Dan Bern Wears the Hoody by Dan MacIntosh
Dan Bern calls his latest album Hoody, which might cause you to expect music a little more on the urban side. But when he name-drops classic country singers and songs with “Merle Hank and Johnny,” and even covers a beloved Cash recording with “One Piece at a Time,” you’re quickly clued in that Bern is staunchly entrenched in the Americana realm.
But it’s not all fun and games with Bern, though. The desperate temptations that can overtake an traveling song man are real. Take the album’s title track, for instance.
Sometimes your heroin’s heroin
Sometimes coffee, sometimes a girl
Sometimes you gotta get away from something
Far as you can in this world.
Clearly, it doesn’t get any easier for this veteran singer/songwriter. Nevertheless, Bern feels like he’s in this thing for the long haul, which is best expressed through “Lifeline.” Although he admits to drinking and smoking too much. “I don’t mind/’Cause I feel fine/I’ve got a long lifeline,” he brags over a two-stepping country groove.
Bern shows his sense of humor with “The Waffle House.” On this one, he suggests there isn’t much of a real difference between republicans and democrats when he sings, “Red states got The Waffle house/Blue states don’t.” Bern sings it in the Bob Dylan talking blues style.

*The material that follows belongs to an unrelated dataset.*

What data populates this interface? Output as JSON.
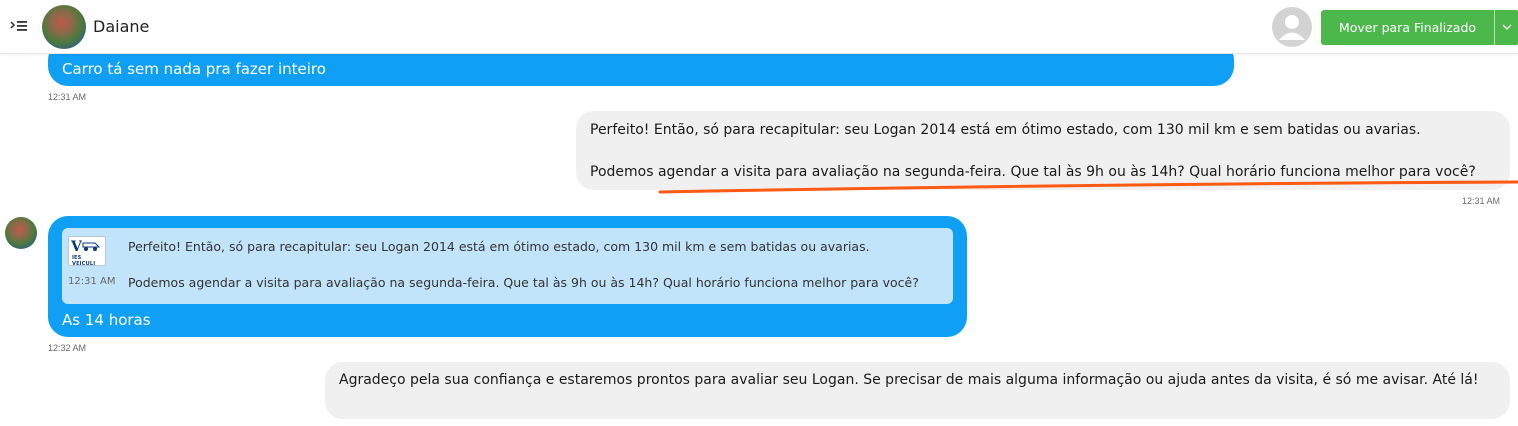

The cover of “One Piece at a Time,” tells the tall tale about a man who spends seven years stealing a car from the GM assembly line. The final product, though, is a weird mixture of all kinds of different cars. He makes the song his own by adding in a little CB trucker lines and modernizes the lyrics by calling his vehicle psychobilly.
Dan Bern meditates on the meaning of life with closer, “Sky.” He’ll be okay, “As long as I can see the sky,” he sings. The song is kind of a book end to “Lifeline.” Whereas the former speaks of his hope for a long life, the latter admits that even those with long life lines come to the end of their lives one day.
This album is a throwback to the sincere singer/songwriter genre. Bern’s not trying to fit in with the EDM crowd, or appeal to modern pop music fans. He’s just creating songs with – as he puts it — his one guitar “that still stays in tune.” There’s a tangible warmth to Bern’s songs. You walk away feeling like you’ve had a great conversation with the man, where he did most all the talking and you never once got bored.